ドメーヌ・ボーンは、アルザス地方ライヒスフェルト村の家族経営生産者。この村では12世紀にアンドロー伯爵が植樹し、その後ボームガルテン修道院のシトー会修道士が畑を発展させたという古い歴史を持つ。ボーン家自体もライヒスフェルトでほぼ3世紀にわたりブドウ栽培を営んできた。ベルナール・ボーンは1982年、わずか18歳で家業を継ぎ、現在は息子アルチュールとともにライヒスフェルトと隣村ベルナールヴィレにまたがる約9haを栽培している。ドメーヌの核となるのは「シエーファーベルグ」と呼ばれる急斜面の畑で、先カンブリア紀の青色片岩(シスト)が露出する、アルザスで唯一の地質。ここに植えられたリースリングとピノ・グリは際立ったミネラル感と緊張感を持ち、対する谷向かいのベルナールヴィレの砂岩土壌ではシルヴァネール、ミュスカ、ゲヴュルツトラミネール、ピノ・ノワールを栽培する。

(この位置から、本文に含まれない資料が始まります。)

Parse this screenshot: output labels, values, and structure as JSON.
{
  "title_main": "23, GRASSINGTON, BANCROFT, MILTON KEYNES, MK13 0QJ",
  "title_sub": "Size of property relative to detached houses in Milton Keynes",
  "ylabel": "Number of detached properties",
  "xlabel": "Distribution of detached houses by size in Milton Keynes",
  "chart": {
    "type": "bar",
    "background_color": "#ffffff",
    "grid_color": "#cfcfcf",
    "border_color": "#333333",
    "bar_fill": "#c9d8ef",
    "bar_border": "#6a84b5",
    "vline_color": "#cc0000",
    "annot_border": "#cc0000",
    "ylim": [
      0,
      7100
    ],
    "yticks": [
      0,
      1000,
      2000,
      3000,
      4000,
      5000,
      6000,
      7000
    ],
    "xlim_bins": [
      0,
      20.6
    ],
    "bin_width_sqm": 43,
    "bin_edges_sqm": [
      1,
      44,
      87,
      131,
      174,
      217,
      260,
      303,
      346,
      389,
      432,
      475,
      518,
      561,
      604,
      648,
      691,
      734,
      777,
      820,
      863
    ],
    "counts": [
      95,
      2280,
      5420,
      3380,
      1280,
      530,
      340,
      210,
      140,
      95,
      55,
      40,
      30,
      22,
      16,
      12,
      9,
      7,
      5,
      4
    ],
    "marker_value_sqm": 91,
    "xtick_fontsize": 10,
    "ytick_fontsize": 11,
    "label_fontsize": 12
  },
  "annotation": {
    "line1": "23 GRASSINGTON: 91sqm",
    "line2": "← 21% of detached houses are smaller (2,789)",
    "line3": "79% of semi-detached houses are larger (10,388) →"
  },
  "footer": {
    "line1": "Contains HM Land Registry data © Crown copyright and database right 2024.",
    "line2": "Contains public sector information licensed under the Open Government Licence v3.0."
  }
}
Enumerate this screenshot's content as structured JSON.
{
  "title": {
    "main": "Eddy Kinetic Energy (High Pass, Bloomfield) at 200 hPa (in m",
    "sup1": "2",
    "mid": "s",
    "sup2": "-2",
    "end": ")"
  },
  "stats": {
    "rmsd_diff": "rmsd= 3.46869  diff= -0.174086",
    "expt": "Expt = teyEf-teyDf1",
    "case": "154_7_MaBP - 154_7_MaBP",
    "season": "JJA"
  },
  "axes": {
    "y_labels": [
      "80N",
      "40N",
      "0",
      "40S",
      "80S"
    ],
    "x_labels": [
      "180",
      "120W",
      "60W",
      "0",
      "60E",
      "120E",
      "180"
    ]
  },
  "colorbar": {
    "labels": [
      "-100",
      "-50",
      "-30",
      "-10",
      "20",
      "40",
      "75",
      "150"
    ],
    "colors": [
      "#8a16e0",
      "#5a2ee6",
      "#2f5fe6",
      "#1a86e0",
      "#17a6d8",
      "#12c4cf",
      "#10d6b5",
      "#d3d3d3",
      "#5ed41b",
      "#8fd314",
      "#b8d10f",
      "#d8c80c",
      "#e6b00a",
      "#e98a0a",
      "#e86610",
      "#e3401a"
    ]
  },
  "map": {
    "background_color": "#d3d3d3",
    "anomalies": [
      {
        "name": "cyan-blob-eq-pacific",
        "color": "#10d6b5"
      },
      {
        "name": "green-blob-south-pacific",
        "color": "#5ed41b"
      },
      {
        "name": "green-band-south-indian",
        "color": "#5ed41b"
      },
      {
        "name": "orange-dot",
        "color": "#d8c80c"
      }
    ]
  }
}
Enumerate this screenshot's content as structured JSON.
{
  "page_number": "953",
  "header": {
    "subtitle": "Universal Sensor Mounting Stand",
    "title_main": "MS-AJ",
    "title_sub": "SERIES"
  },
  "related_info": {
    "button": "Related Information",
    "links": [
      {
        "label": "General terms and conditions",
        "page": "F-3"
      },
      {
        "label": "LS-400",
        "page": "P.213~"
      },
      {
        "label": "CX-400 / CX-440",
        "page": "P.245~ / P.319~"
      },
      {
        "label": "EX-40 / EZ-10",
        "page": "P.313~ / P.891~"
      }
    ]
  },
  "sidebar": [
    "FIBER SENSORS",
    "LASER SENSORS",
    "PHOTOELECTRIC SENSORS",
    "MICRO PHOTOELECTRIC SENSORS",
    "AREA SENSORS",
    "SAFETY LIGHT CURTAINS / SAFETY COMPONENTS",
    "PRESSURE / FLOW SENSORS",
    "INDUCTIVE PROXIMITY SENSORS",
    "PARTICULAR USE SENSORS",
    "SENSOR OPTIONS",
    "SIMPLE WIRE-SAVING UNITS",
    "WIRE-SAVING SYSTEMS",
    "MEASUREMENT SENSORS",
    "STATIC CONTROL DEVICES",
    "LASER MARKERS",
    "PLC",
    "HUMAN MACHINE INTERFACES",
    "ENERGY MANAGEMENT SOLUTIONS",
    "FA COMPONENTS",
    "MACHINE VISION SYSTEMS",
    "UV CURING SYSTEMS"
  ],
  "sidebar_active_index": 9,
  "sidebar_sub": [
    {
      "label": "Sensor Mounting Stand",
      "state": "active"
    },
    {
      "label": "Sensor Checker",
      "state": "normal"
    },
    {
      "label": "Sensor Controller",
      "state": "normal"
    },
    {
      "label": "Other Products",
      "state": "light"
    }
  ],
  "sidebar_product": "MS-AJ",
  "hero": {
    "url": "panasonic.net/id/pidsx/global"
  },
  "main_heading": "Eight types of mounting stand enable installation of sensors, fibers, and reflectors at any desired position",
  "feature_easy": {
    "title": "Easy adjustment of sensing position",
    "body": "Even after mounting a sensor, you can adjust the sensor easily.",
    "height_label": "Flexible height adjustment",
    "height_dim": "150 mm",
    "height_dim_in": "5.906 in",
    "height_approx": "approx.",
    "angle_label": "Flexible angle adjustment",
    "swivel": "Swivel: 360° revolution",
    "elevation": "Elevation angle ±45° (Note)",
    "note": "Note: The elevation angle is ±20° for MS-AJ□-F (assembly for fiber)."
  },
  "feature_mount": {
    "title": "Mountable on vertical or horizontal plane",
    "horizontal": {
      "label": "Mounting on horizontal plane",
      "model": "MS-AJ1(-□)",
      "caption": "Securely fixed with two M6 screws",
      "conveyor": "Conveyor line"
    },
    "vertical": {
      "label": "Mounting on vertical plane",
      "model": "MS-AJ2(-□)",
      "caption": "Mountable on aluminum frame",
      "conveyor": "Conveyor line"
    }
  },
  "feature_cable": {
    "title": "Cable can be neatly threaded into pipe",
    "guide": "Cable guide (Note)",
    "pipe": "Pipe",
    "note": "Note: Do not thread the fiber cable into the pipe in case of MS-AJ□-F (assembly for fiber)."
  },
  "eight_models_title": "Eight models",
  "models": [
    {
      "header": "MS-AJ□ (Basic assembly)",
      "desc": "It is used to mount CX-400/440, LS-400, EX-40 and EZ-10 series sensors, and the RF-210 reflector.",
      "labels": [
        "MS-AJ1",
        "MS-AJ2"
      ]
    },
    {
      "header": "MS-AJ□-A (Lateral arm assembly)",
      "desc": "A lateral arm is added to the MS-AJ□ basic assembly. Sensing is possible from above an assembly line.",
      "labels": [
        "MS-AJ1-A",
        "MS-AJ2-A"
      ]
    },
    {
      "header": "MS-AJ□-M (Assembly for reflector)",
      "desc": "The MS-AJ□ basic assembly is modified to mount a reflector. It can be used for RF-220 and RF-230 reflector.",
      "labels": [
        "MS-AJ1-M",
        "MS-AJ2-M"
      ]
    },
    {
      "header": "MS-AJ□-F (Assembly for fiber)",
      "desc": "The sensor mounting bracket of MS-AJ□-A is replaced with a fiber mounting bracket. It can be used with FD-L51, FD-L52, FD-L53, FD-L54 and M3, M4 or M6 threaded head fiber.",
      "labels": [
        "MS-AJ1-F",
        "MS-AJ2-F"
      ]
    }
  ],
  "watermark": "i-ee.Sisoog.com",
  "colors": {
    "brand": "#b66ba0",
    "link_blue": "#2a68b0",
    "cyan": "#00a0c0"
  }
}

畑は2017年から有機転換を開始し、2020年ヴィンテージから有機認証を取得。さらに福岡正信の自然農法に着想を得た手法(不耕起・恒常的な緑肥・化学資材の不使用)を実践している。醸造ではベルナールとアルチュールが年間約33種のキュヴェを生産し、天然酵母発酵・古樽熟成・亜硫酸最小限の「クラシックなアルザス」シリーズと、無濾過・亜硫酸無添加のより急進的な自然派シリーズの2系統に分かれる。後者はもともと「Par Nature(自然のままに)」と名乗ろうとしたところAOCから待ったがかかり、「アルチュール」と「ナチュール」を掛け合わせた「Par Nathur」という造語に落ち着いた経緯がある。看板であるシエーファーベルグのキュヴェは、リリース前にセラーで6年以上寝かせられる。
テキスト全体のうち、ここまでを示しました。